Is it a coincidence that the 12th Fibonacci number is 12 squared?

Question

The first $12$ Fibonacci numbers are: $$\begin{array}{|c|c|c|c|c|c|c|c|c|c|c|c|c|c|} \hline n & 0& 1& 2& 3& 4& 5& 6& 7& 8 & 9& 10& 11& 12\\ \hline f_{n} & 0& 1& 1& 2& 3& 5& 8& 13& 21& 34& 55& 89& 144\\ \hline \end{array}$$

When you get to $f_{12}$ you find it is equal to $144$.

What strikes me here is the following:

\begin{align*} f_{12} &= 144\\ 12^2 &=144. \end{align*}

Not only is $f_{12}$ equal to $144$, but so is $12^2$. Here, $n^2= f_n$.
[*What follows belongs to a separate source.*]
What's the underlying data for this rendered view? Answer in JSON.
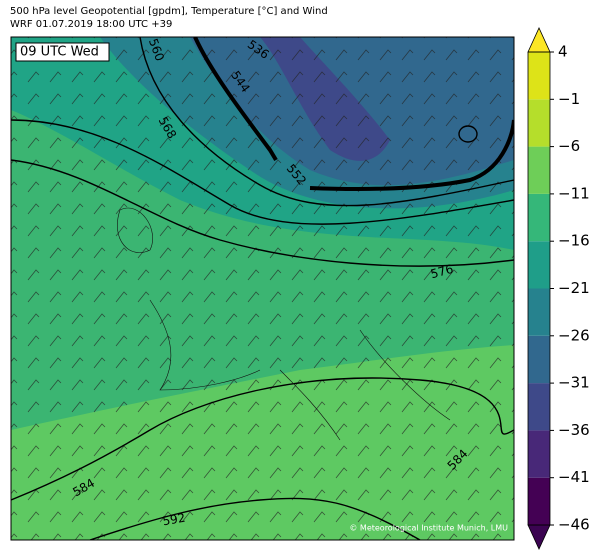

This is the only example as $n^2 > f_n$ is true for all $1<n<12$ (works for $0$ and $1$) and $n^2< f_n$ is true for all $n > 12$.

So is this just a coincidence?

Answer 1

This is a very nice manifestation of the Strong Law of Small Numbers formulated by Richard K. Guy: "There aren't enough small numbers to meet the many demands made of them."

A more striking manifestation of the same "law" of small numbers is this: $$ \begin{array}{|c|c|c|c|c|c|c|c|c|c|c|c|c|c|} \hline n & 0& 1& 2& 3& 4& 5& 6& 7& 8 & 9& 10& 11& 12\\ \hline \mbox{Fibonacci } f_{n} & 0& 1& 1& 2& 3& 5& 8& 13& 21& 34& 55& 89& 144\\ \hline \hline \mbox{# squares in }[e^{n-1},e^n) & 0& 1& 1& 2& 3& 5& 8& 13& 21& 36& 58& 96& 159\\ \hline \end{array} $$ The last line is OEIS A306486: the number of squares in the interval $[e^{n-1},e^n)$, which happens to be the same as the Fibonacci number $f_n$ for $0\le n\le 8$. Note that both $f_n$ and A306486($n$) grow about as fast as certain geometric progressions; the common ratio is $\phi\approx1.618\ldots$ for the former and $\sqrt{e}\approx1.6487\ldots$ for the latter.